Обмякший Вадим ничего уже не соображал и опасливо поглядывал на Веселого, хорошего для себя не ожидая и надеясь только, что от совсем плохого как-нибудь убережет. Прежде чем что-то сделать, он косился на Таньку и повторял за ним, боясь все же сделать что-то не так. По приказу Веселого они оба разделись и нагишом уселись в проходе примерно на метр друг от друга. Веселый, разматывая клубок крепкого шнура, стоял между ними и притворялся, что не замечает любопытно устремленных на него отовсюду взглядов.
– Сейчас я вам, петухи-задиры, дам по куску шнура с петлей на конце, и вы в петли эти всунете свои причиндалы, а потом мы и выясним, кто главный петух. Эй, кто-нибудь, подайте «трамвай».

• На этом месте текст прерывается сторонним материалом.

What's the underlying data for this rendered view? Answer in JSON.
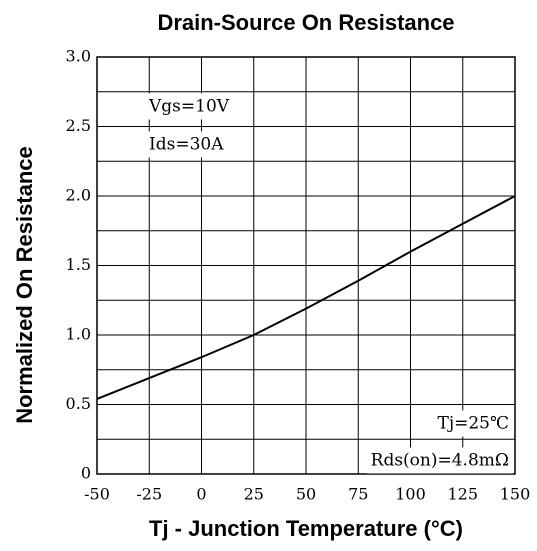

Ларек подхватил от общака деревянную лавку и всунулся с ней в проход. Веселому пришлось раздвинуть сидящих, так как лавка была побольше метра и между ними не вмещалась.
– Ну, зацепили мошонки свои, кукарешники? Теперь я пропускаю шнурки между ножками трамвая, зацепливаю за ножки, чтобы ослабить тягу, и конец от Танькиной петли даю в руки Маньке, а от Манькиной – Таньке… Все понятно? Ну и теперь вам по моему сигналу тянуть, кто не выдержит – проси пощады, проиграл, значит, не главный, значит. Ну а кто главный, того другой во всем слушаться будет. Ясно? Начали! – Веселый для затравки поддернул сам оба шнура.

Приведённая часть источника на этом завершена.